Kau terlambat kawan
Kau terlewat kasihan
pulang sempoyongan
dada sesak, tak karuan
ingin berteriak kencang tapi takut dikira orang kesurupan
ini bukan sedang pembacaan puisi kawan
ini kenyataan, bak terjangan ombak di lautan
terseok seok akibat sayatan
linglung mencari tempat pemberhentian
hingga akhirnya menemukan sandaran
meluapkan gerimis airmata kesunyian
sayangnya, sandaran itu berupa sepi dan kesakitan
di sebuah kamar petak, bersama cicak yang sedang mencari kawan
kau terlambat kawan
terlalu nyenyak jatuh dalam permainan
Hingga kau sadar
Impian mengarungi luas samudra lari menghilang
Sebab bahteramu kandas di awal keberangkatan
Kau terlambat kawan
Bahteramu bocor sejak lama
Hari ke hari sampai kau sendiri tak sadar
Lubang kecil itu siap menenggelamkanmu. Seperti hari ini.
Dan kau sudah terlambat..
Selalu ada harga yang harus dibayar
Sekalipun itu sesuatu kecil perbuatan
Tapi jika terus dilakukan akan membutuhkan bayaran yang besar
Ketika terjadi, kau merasa hampa dan mencoba meratapi dengan “Andai saja..”

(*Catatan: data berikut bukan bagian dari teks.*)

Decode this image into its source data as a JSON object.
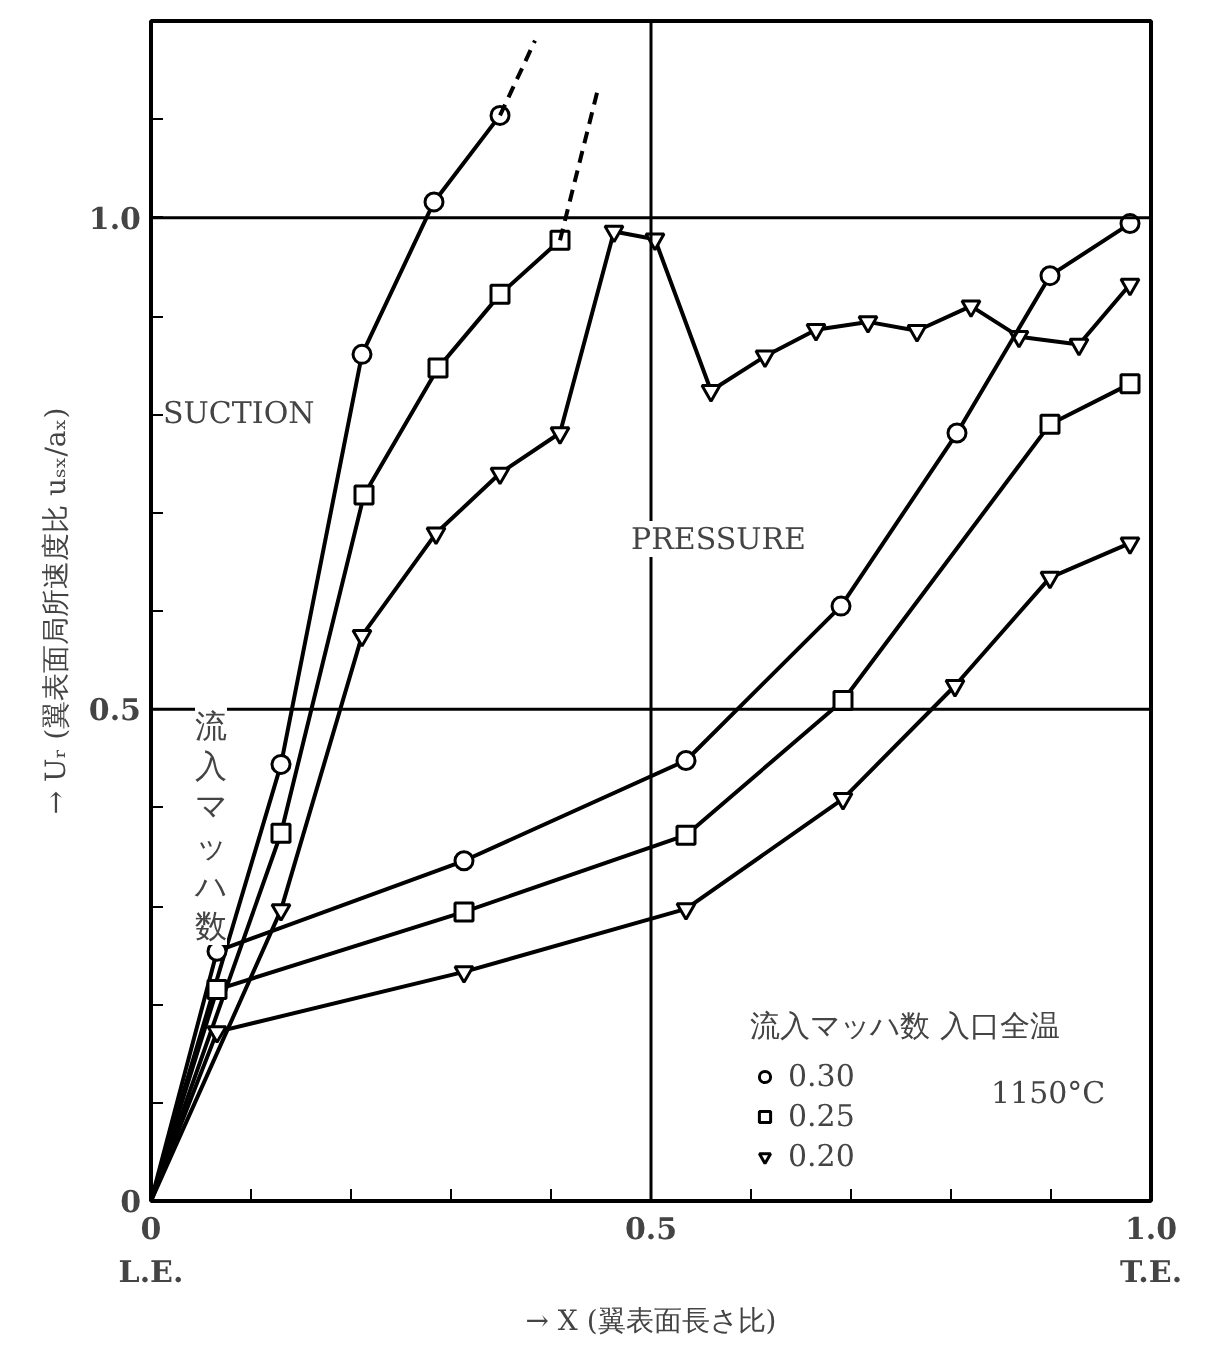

Kapuk, dalam sepetak kamar.
anonymous said:
Mengarungi samudra luas bukan perkara mudah. mengapa tidak kau kokohkan bahteramu dg caramu sendiri, hingga akhirnya ia mampu mengarungi samudra itu?
Nice poet, btw!
SukaSuka
quentin15 said:
Aku mencoba, tapi telat sudah. Kubangan akibat lubang kecil sudah memenuhi geladak. Dan itu karena aku. Apa masih ada kesempatan? Apa masih ada tempat bersandar utk si nahkoda bercerita?